DISCUSSION/CONCLUSION: Efficacy benefits were observed with atezolizumab + bevacizumab in patients with baseline BCLC stage B disease, consistent with the intention-to-treat population.
III期IMbrave150研究确立了阿替利珠单抗+贝伐珠单抗作为不可切除肝细胞癌(HCC)患者的标准治疗方案。本探索性分析报告了基线巴塞罗那临床肝癌(BCLC)分期为B期疾病患者的疗效和安全性结果。

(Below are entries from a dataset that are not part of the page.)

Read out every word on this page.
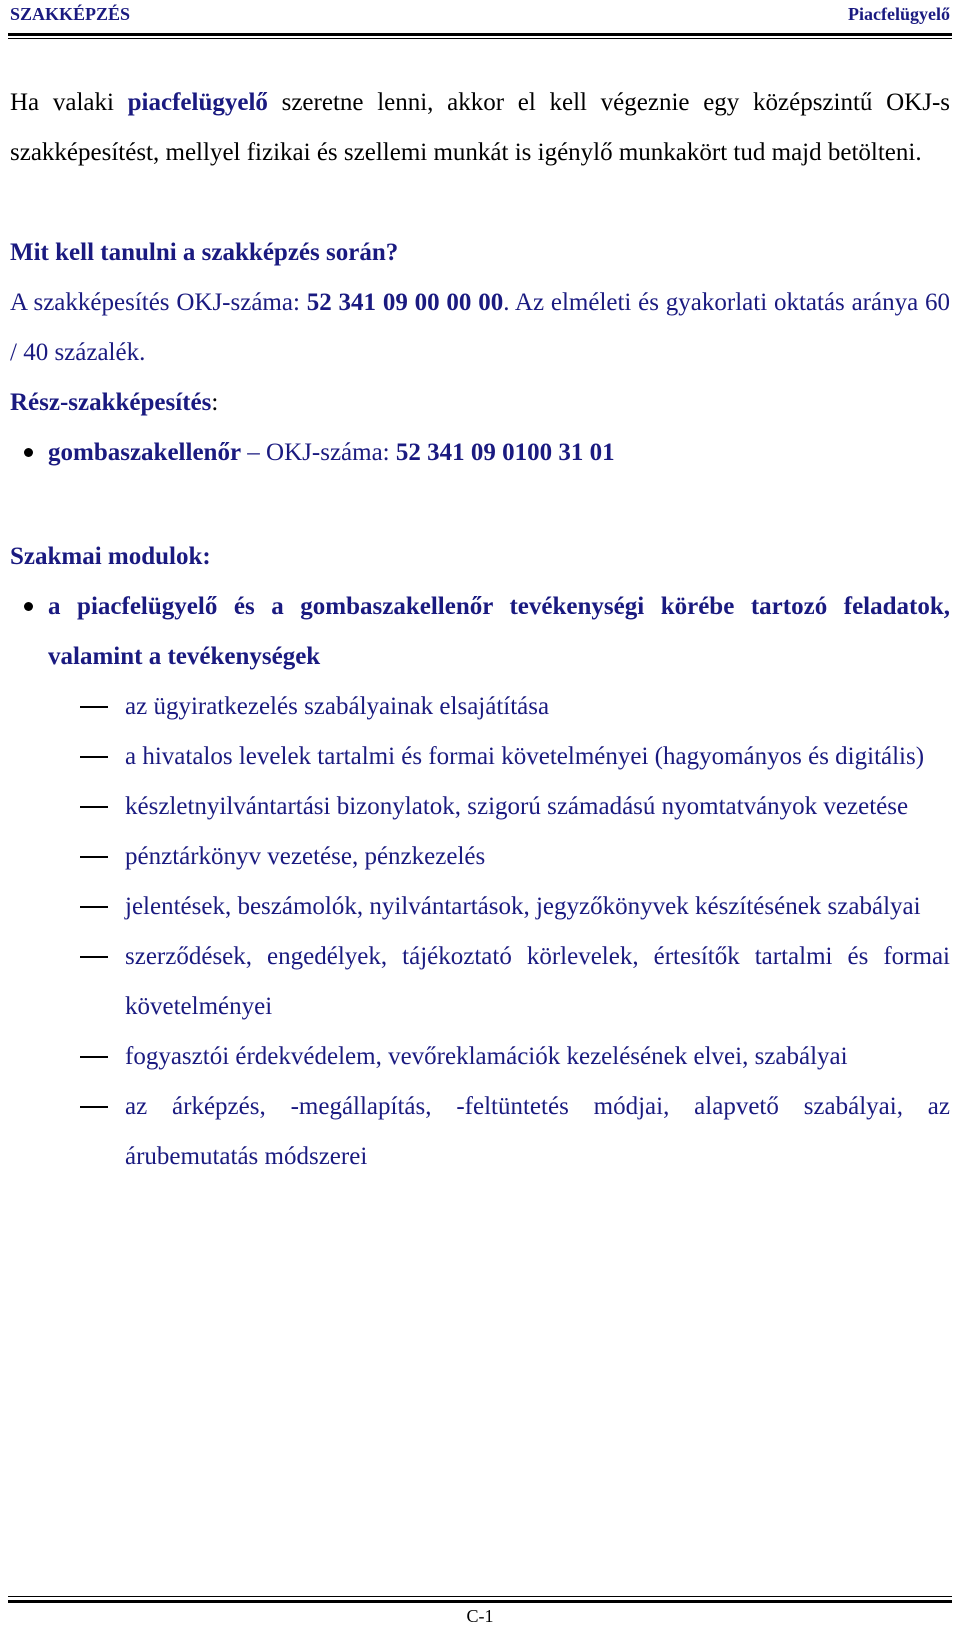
SZAKKÉPZÉS	Piacfelügyelő

Ha valaki piacfelügyelő szeretne lenni, akkor el kell végeznie egy középszintű OKJ-s szakképesítést, mellyel fizikai és szellemi munkát is igénylő munkakört tud majd betölteni.

Mit kell tanulni a szakképzés során?

A szakképesítés OKJ-száma: 52 341 09 00 00 00. Az elméleti és gyakorlati oktatás aránya 60 / 40 százalék.

Rész-szakképesítés:

gombaszakellenőr – OKJ-száma: 52 341 09 0100 31 01

Szakmai modulok:

a piacfelügyelő és a gombaszakellenőr tevékenységi körébe tartozó feladatok, valamint a tevékenységek
az ügyiratkezelés szabályainak elsajátítása
a hivatalos levelek tartalmi és formai követelményei (hagyományos és digitális)
készletnyilvántartási bizonylatok, szigorú számadású nyomtatványok vezetése
pénztárkönyv vezetése, pénzkezelés
jelentések, beszámolók, nyilvántartások, jegyzőkönyvek készítésének szabályai
szerződések, engedélyek, tájékoztató körlevelek, értesítők tartalmi és formai követelményei
fogyasztói érdekvédelem, vevőreklamációk kezelésének elvei, szabályai
az árképzés, -megállapítás, -feltüntetés módjai, alapvető szabályai, az árubemutatás módszerei
C-1
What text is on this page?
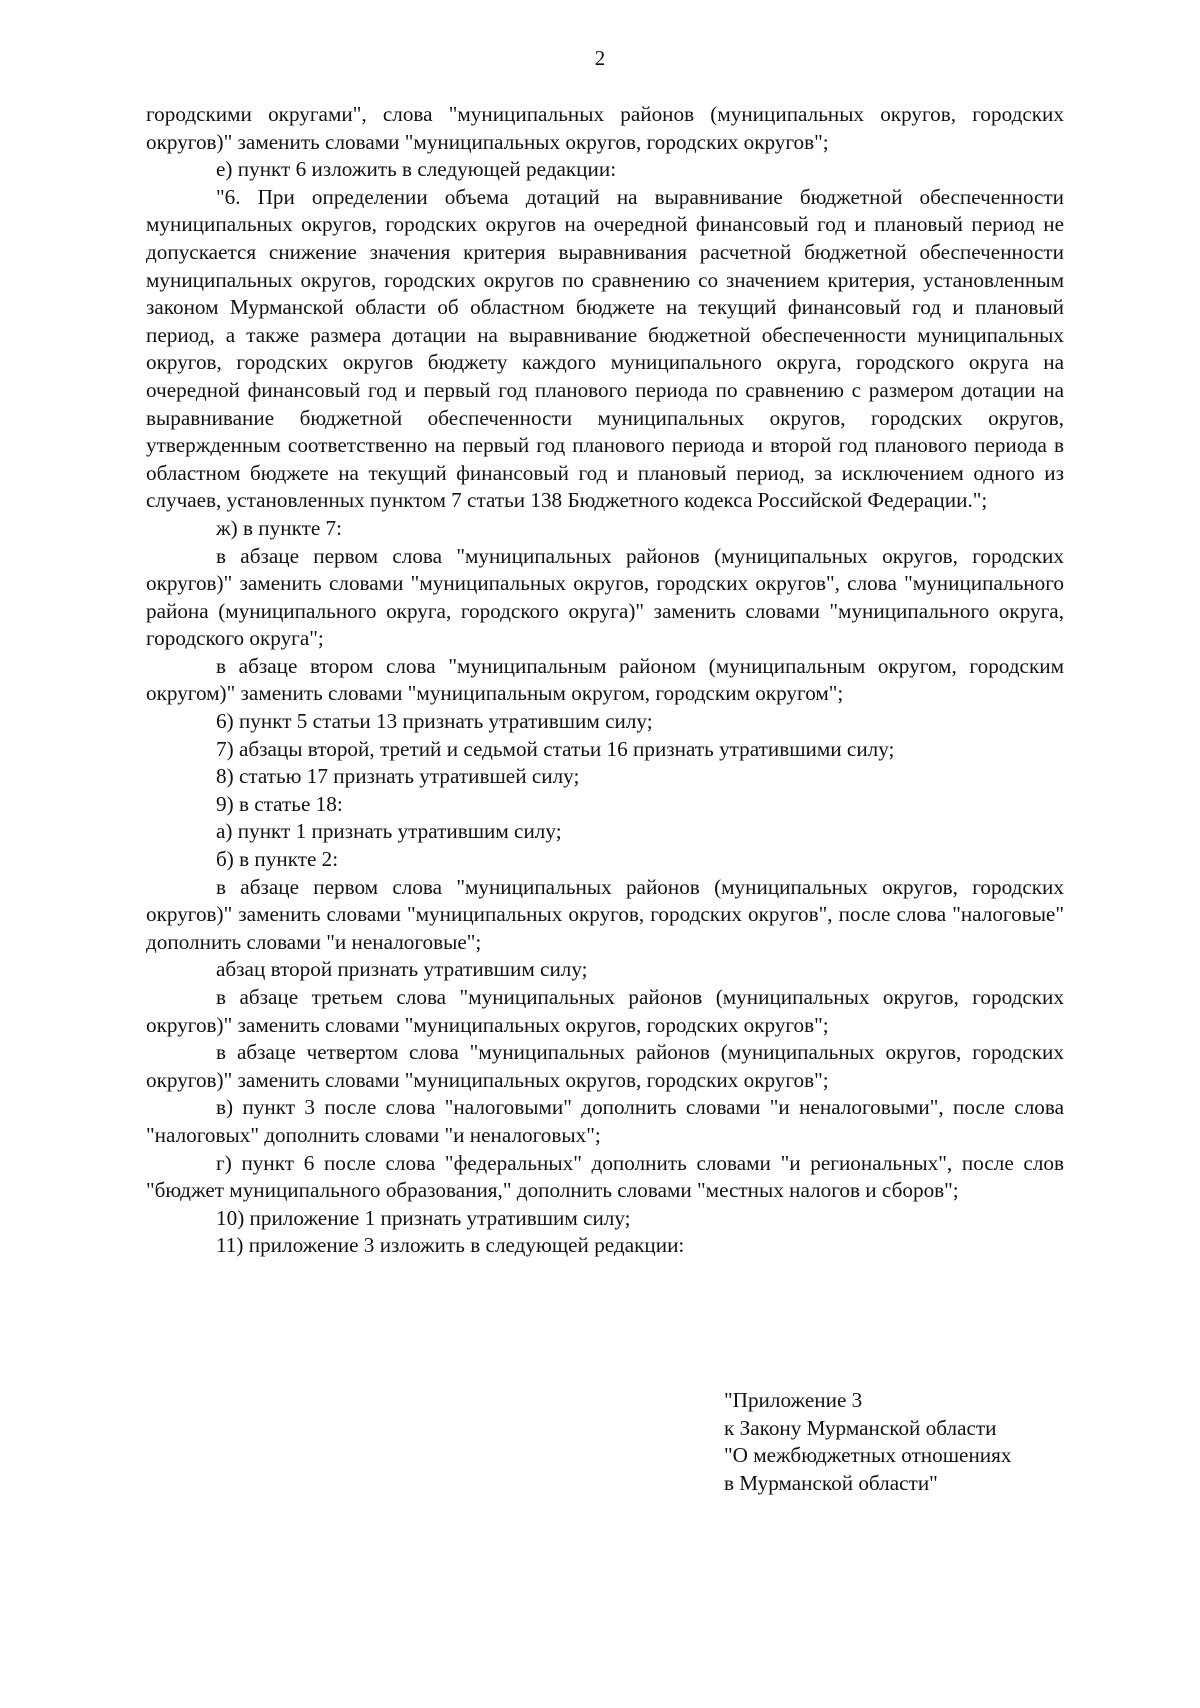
2

городскими округами", слова "муниципальных районов (муниципальных округов, городских округов)" заменить словами "муниципальных округов, городских округов";

е) пункт 6 изложить в следующей редакции:

"6. При определении объема дотаций на выравнивание бюджетной обеспеченности муниципальных округов, городских округов на очередной финансовый год и плановый период не допускается снижение значения критерия выравнивания расчетной бюджетной обеспеченности муниципальных округов, городских округов по сравнению со значением критерия, установленным законом Мурманской области об областном бюджете на текущий финансовый год и плановый период, а также размера дотации на выравнивание бюджетной обеспеченности муниципальных округов, городских округов бюджету каждого муниципального округа, городского округа на очередной финансовый год и первый год планового периода по сравнению с размером дотации на выравнивание бюджетной обеспеченности муниципальных округов, городских округов, утвержденным соответственно на первый год планового периода и второй год планового периода в областном бюджете на текущий финансовый год и плановый период, за исключением одного из случаев, установленных пунктом 7 статьи 138 Бюджетного кодекса Российской Федерации.";

ж) в пункте 7:

в абзаце первом слова "муниципальных районов (муниципальных округов, городских округов)" заменить словами "муниципальных округов, городских округов", слова "муниципального района (муниципального округа, городского округа)" заменить словами "муниципального округа, городского округа";

в абзаце втором слова "муниципальным районом (муниципальным округом, городским округом)" заменить словами "муниципальным округом, городским округом";

6) пункт 5 статьи 13 признать утратившим силу;

7) абзацы второй, третий и седьмой статьи 16 признать утратившими силу;

8) статью 17 признать утратившей силу;

9) в статье 18:

а) пункт 1 признать утратившим силу;

б) в пункте 2:

в абзаце первом слова "муниципальных районов (муниципальных округов, городских округов)" заменить словами "муниципальных округов, городских округов", после слова "налоговые" дополнить словами "и неналоговые";

абзац второй признать утратившим силу;

в абзаце третьем слова "муниципальных районов (муниципальных округов, городских округов)" заменить словами "муниципальных округов, городских округов";

в абзаце четвертом слова "муниципальных районов (муниципальных округов, городских округов)" заменить словами "муниципальных округов, городских округов";

в) пункт 3 после слова "налоговыми" дополнить словами "и неналоговыми", после слова "налоговых" дополнить словами "и неналоговых";

г) пункт 6 после слова "федеральных" дополнить словами "и региональных", после слов "бюджет муниципального образования," дополнить словами "местных налогов и сборов";

10) приложение 1 признать утратившим силу;

11) приложение 3 изложить в следующей редакции:

"Приложение 3
к Закону Мурманской области
"О межбюджетных отношениях
в Мурманской области"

未接受过全身治疗的不可切除HCC且肝功能为Child-Pugh A级的患者按2:1随机分组,分别接受1200mg阿替利珠单抗加15mg/kg贝伐珠单抗或400mg索拉非尼治疗。共同主要终点是根据独立审查机构(IRF)评估的实体瘤疗效评价标准(RECIST)1.1版,BCLC B期亚组的总生存期(OS)和无进展生存期(PFS)。该分析中的患者根据电子病例报告表在基线时为BCLC B期疾病。次要疗效终点包括根据IRF RECIST 1.1和HCC改良RECIST(mRECIST)标准评估的客观缓解率(ORR)以及靶病灶最长径总和(SLD)较基线的变化。
在501例入组患者中,74例(15%)在基线时为BCLC B期疾病(阿替利珠单抗+贝伐珠单抗组,n = 49;索拉非尼组,n = 24)。该组的中位随访时间为19.7个月。与索拉非尼相比,阿替利珠单抗+贝伐珠单抗组根据IRF RECIST 1.1标准观察到OS和PFS有改善趋势(OS:风险比[HR]:0.63;95%置信区间[CI]:0.29,1.34;PFS:HR:0.64;95%CI:0.36,1.12)。根据IRF RECIST 1.1标准和HCC mRECIST标准,阿替利珠单抗+贝伐珠单抗组的ORR分别为43%和50%,索拉非尼组分别为26%和30%。根据IRF RECIST 1.1标准和HCC mRECIST标准,靶病灶SLD较基线的百分比变化显示阿替利珠单抗+贝伐珠单抗治疗有持久反应。安全性数据与整个研究人群中阿替利珠单抗和贝伐珠单抗已知的特征一致。
讨论/结论:在基线BCLC B期疾病患者中观察到阿替利珠单抗+贝伐珠单抗有疗效获益,与意向性治疗人群一致。